S.W.A.T. (2003)    Columbia/Action    RT: 117 minutes    Rated PG-13 (violence, language, sexual references)    Director: Clark Johnson    Screenplay: David Ayer and David McKenna    Music: Elliot Goldenthal    Cinematography: Gabriel Beristain    Release date: August 8, 2003 (US)    Cast: Samuel L. Jackson, Colin Farrell, Michelle Rodriguez, LL Cool J, Olivier Martinez, Jeremy Renner, Josh Charles, Brian Van Holt, Larry Poindexter, Reg E. Cathey, Ken Davitian, Page Kennedy, Jeff Wincott, Domenick Lombardozzi, James DuMont, Lucinda Jenney, Reed Diamond, Ashley Scott.    Box Office: $116.9M (US)/$207.7M (World)

Rating: ***

 The movie version of the 70s cop show S.W.A.T. is on a short list of TV-to-movie adaptations that don’t totally suck. The list includes The Untouchables, The Fugitive, Dragnet and 21 Jump Street. It’s actually well made and did pretty well at the box office. I really thought there would be a sequel at some point, but it never materialized. Last year, the series was rebooted. The new version, starring Shemar Moore (Criminal Minds) and Alex Russell (Chronicle), is good. My wife and I both enjoy it. Now that the first season has come to a close, I raided the archives and pulled out my DVD of the movie. I hadn’t watched it in nearly 15 years; I forgot how good a movie it is. It still holds up pretty well (give or take some outdated technology).
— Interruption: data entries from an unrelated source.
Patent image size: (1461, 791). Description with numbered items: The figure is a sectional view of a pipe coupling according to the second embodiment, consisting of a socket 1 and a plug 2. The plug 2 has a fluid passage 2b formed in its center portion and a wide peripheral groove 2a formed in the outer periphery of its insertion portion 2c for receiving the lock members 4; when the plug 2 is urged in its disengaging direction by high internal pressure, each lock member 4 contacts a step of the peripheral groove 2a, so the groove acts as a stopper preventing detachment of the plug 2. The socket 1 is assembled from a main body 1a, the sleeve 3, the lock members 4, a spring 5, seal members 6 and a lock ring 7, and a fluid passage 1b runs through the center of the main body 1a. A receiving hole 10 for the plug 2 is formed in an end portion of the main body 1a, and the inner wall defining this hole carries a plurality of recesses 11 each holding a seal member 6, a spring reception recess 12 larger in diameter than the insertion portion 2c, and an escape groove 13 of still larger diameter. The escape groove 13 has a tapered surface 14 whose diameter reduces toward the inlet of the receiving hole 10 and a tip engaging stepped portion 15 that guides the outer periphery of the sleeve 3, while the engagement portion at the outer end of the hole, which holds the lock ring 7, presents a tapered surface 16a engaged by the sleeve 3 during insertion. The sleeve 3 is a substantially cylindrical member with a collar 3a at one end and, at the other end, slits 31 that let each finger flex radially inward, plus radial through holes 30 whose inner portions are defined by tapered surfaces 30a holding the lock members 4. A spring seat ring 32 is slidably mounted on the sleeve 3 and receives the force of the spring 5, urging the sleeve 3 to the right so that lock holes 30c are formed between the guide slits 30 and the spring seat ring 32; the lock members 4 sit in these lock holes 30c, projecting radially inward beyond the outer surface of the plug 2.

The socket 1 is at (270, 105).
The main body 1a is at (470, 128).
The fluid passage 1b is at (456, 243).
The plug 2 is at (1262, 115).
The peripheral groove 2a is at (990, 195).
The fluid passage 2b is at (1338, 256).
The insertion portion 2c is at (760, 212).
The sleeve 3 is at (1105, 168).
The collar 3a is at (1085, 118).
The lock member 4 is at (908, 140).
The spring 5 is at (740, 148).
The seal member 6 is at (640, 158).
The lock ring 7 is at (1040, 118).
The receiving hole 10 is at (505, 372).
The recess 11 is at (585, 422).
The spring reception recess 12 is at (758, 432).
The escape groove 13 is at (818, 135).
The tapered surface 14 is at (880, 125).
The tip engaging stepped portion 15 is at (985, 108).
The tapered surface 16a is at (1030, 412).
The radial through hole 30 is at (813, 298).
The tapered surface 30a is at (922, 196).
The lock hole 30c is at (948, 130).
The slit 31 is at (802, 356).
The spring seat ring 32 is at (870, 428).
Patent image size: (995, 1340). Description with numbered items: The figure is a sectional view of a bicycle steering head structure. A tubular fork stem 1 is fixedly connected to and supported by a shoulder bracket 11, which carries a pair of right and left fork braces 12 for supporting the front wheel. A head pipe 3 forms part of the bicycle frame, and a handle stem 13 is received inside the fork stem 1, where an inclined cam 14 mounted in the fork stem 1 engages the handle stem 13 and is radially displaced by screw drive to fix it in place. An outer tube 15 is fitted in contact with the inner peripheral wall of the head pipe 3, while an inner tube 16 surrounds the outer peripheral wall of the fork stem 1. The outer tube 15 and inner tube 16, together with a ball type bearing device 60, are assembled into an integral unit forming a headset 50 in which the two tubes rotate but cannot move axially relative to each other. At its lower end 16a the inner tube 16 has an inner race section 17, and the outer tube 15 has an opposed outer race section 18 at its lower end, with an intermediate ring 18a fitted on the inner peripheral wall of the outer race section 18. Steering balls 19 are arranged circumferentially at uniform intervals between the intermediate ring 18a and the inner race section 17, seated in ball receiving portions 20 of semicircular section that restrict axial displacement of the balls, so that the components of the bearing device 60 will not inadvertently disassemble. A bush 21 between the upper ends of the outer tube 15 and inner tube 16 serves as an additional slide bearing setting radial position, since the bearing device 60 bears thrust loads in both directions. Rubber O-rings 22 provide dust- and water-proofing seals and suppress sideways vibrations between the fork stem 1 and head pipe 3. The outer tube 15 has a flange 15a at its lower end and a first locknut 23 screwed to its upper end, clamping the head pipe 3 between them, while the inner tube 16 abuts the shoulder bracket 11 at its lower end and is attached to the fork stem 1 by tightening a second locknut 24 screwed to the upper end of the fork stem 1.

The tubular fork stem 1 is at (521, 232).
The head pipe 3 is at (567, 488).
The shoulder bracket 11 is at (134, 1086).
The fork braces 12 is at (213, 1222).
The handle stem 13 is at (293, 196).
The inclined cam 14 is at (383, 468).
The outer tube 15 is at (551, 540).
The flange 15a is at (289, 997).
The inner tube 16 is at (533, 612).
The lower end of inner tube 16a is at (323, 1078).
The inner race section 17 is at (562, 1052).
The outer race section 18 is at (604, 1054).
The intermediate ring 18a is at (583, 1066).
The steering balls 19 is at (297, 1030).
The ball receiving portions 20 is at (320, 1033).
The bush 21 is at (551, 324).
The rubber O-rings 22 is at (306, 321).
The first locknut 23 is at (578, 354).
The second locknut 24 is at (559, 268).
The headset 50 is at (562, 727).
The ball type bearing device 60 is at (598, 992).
 The movie opens with a bang with LAPD’s S.W.A.T. team responding to a bank robbery. Jim Street (Farrell, Phone Booth) and his hot-tempered partner/best friend Brian Gamble (Renner, Hawkeye from the Avengers movies) manage to get inside only to be ordered to stand down. Gamble disobeys the order and engages the robbers, an action that results in a hostage being shot. They’re both demoted. An angry Gamble quits the force. Street is sent to work in the gun cage after refusing to rat out his partner.

 Six months later, Street is offered a chance to return to S.W.A.T. by Sgt. “Hondo” Harrelson (Jackson, Pulp Fiction) who’s been sent by the higher-ups to re-organize the team. Hondo’s other recruits are Chris Sanchez (Rodriguez, the Fast & Furious movies), Deacon “Deke” Kay (LL Cool J, Deep Blue Sea), TJ McCabe (Charles, Dead Poets Society) and Michael Boxer (Holt, House of Wax). The first part of S.W.A.T. deals with the new team training and learning to work together in order to pass a big test their mean C.O., Captain Fuller (Poindexter, American Ninja 2), hopes they fail. Of course, they pass with flying colors.

 The team is immediately put to the test with the case of Alexander Montel (Martinez, Unfaithful), a French drug lord and international fugitive taken into custody after a routine traffic stop. After Hondo and his team thwart his escape attempt from a prison bus, Montel announces in front of TV cameras that he will pay $100 million to whoever can break him out of jail before he’s transferred to federal custody. The S.W.A.T. team is assigned the task of escorting Montel to federal prison. The bad guys come out of the woodwork to take him up on his offer.

 Something occurred to me as I watched S.W.A.T. the other night. It came out the same summer as Bad Boys 2 in which Will Smith and Martin Lawrence reprise their roles from the hit 1995 original. BB2 is directed by Michael Bay which pretty tells you everything you need to know about it. It’s loud, violent and completely out of control. Realism does NOT factor into it in any way, shape or form. You can’t believe a millisecond of it. That’s not true of S.W.A.T. It has plenty of action yet somehow it all feels plausible. Well, most of it anyway. The cops don’t do things real life cops couldn’t do. They’re bad asses without being superhuman. A few stunts are unlikely, but they never violate the laws of gravity or physics. Instead of “Yeah, right!”, you say “Okay, maybe.”

 What I like most about S.W.A.T. is that it’s a throwback to kind of cop movie that studios used to make. It has a gritty feel to it. The action scenes are well done. It has a few funny moments. It also tells a compelling story. The cast does a great job in their roles. We’re not talking Oscar-worthy performances here, but each actor seems comfortable in his or her role. Clark Johnson, a veteran TV director, does a very skillful job with the material. S.W.A.T. moves along at a nice clip. It’s NOT a mindless noisefest. It doesn’t assault the senses. It gets by on solid storytelling. Not many films put their trust in story anymore. It’s nice when one of them does. I’m not saying that S.W.A.T. redefines the genre, but it does provide two hours of solid entertainment. Hey, I’ll take it!